O mercado fonográfico brasileiro registrou crescimento de 14,1% em 2025, alcançando um faturamento de R$ 3,958 bilhões, segundo relatório anual da Pro-Música Brasil. Com o desempenho, o país subiu para a 8ª posição no ranking global dos maiores mercados de música gravada, divulgado pela IFPI (Federação Internacional da Indústria Fonográfica).

O avanço reforça a trajetória consistente de expansão do setor nos últimos anos. Em 2024, o Brasil ocupava a 9ª posição e, anteriormente, a 10ª, evidenciando o crescimento contínuo da indústria no país.
Streaming lidera receitas do setor
O streaming segue como principal motor do mercado, representando 87% das receitas totais. Em 2025, o segmento gerou R$ 3,4 bilhões, com alta de 13,2% em relação ao ano anterior.
Além do digital, o relatório aponta crescimento na arrecadação de direitos conexos de execução pública para artistas, produtores e músicos.
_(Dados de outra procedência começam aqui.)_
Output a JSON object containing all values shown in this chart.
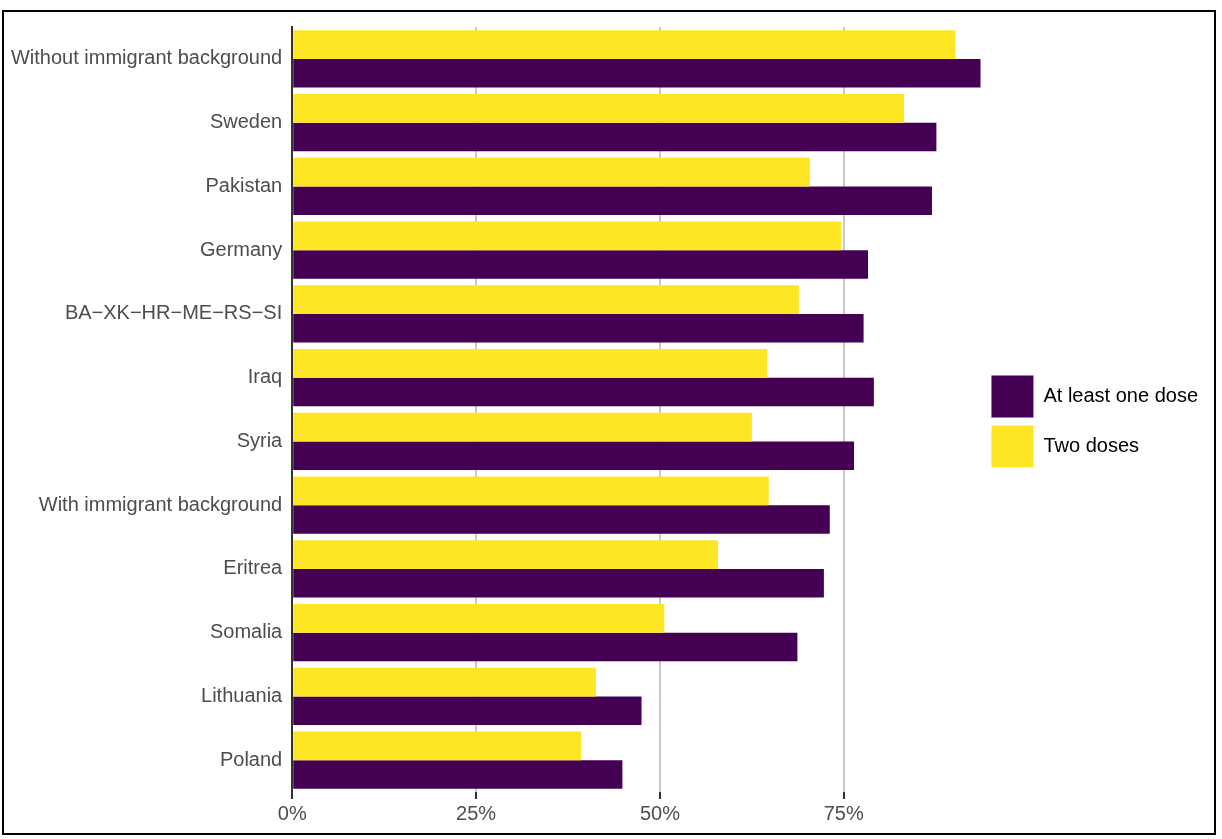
{
  "chart_data": {
    "type": "bar",
    "orientation": "horizontal",
    "categories": [
      "Without immigrant background",
      "Sweden",
      "Pakistan",
      "Germany",
      "BA−XK−HR−ME−RS−SI",
      "Iraq",
      "Syria",
      "With immigrant background",
      "Eritrea",
      "Somalia",
      "Lithuania",
      "Poland"
    ],
    "series": [
      {
        "name": "At least one dose",
        "color": "#440154",
        "values": [
          93.6,
          87.6,
          87.0,
          78.3,
          77.7,
          79.1,
          76.4,
          73.1,
          72.3,
          68.7,
          47.5,
          44.9
        ]
      },
      {
        "name": "Two doses",
        "color": "#fde725",
        "values": [
          90.2,
          83.2,
          70.4,
          74.7,
          68.9,
          64.6,
          62.5,
          64.8,
          57.9,
          50.6,
          41.3,
          39.3
        ]
      }
    ],
    "xlim": [
      0,
      94
    ],
    "xticks": [
      {
        "value": 0,
        "label": "0%"
      },
      {
        "value": 25,
        "label": "25%"
      },
      {
        "value": 50,
        "label": "50%"
      },
      {
        "value": 75,
        "label": "75%"
      }
    ],
    "grid": "x",
    "legend": "right"
  }
}
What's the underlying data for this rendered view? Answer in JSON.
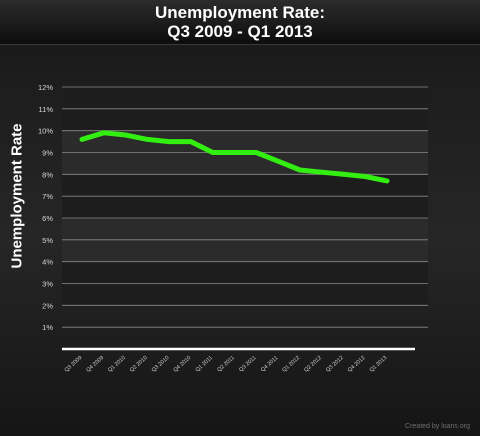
{
  "header": {
    "title_line1": "Unemployment Rate:",
    "title_line2": "Q3 2009 - Q1 2013"
  },
  "credit": "Created by loans.org",
  "colors": {
    "line": "#33ee11",
    "axis": "#ffffff",
    "grid": "#8a8a8a",
    "band_dark": "#1d1d1d",
    "band_light": "#2b2b2b"
  },
  "chart_data": {
    "type": "line",
    "title": "Unemployment Rate: Q3 2009 - Q1 2013",
    "xlabel": "",
    "ylabel": "Unemployment Rate",
    "ylim": [
      0,
      12
    ],
    "y_ticks": [
      "1%",
      "2%",
      "3%",
      "4%",
      "5%",
      "6%",
      "7%",
      "8%",
      "9%",
      "10%",
      "11%",
      "12%"
    ],
    "grid": true,
    "legend": "none",
    "categories": [
      "Q3 2009",
      "Q4 2009",
      "Q1 2010",
      "Q2 2010",
      "Q3 2010",
      "Q4 2010",
      "Q1 2011",
      "Q2 2011",
      "Q3 2011",
      "Q4 2011",
      "Q1 2012",
      "Q2 2012",
      "Q3 2012",
      "Q4 2012",
      "Q1 2013"
    ],
    "series": [
      {
        "values": [
          9.6,
          9.9,
          9.8,
          9.6,
          9.5,
          9.5,
          9.0,
          9.0,
          9.0,
          8.6,
          8.2,
          8.1,
          8.0,
          7.9,
          7.7
        ]
      }
    ]
  }
}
Já o mercado físico, apesar de representar menos de 1% do total, registrou alta de 25,6%, impulsionado principalmente pela venda de vinis.
Crescimento acima da média global
Enquanto o mercado fonográfico global cresceu 6,4%, o Brasil avançou mais que o dobro, acompanhando o ritmo da América Latina, região com maior expansão percentual no mundo.
“O Brasil subiu uma posição no ranking global e hoje ocupa o 8º lugar entre os maiores mercados de música gravada do mundo”, destaca Paulo Rosa, presidente da Pro-Música Brasil.
IA e fraudes em streaming preocupam o setor
O relatório também destaca desafios importantes para a indústria, especialmente relacionados ao uso de inteligência artificial e às fraudes em plataformas digitais.
A utilização não autorizada de músicas para treinamento de sistemas de IA generativa é apontada como uma ameaça ao modelo de remuneração dos criadores. Além disso, práticas como manipulação de streams por bots seguem sendo combatidas.
Nos últimos anos, mais de 130 sites envolvidos em fraudes foram derrubados, sendo 60 apenas em 2025, além do bloqueio judicial de uma das principais plataformas internacionais de manipulação de engajamento. Segundo a entidade, o avanço tecnológico precisa ocorrer com regras claras, garantindo proteção aos direitos autorais e sustentabilidade do mercado musical.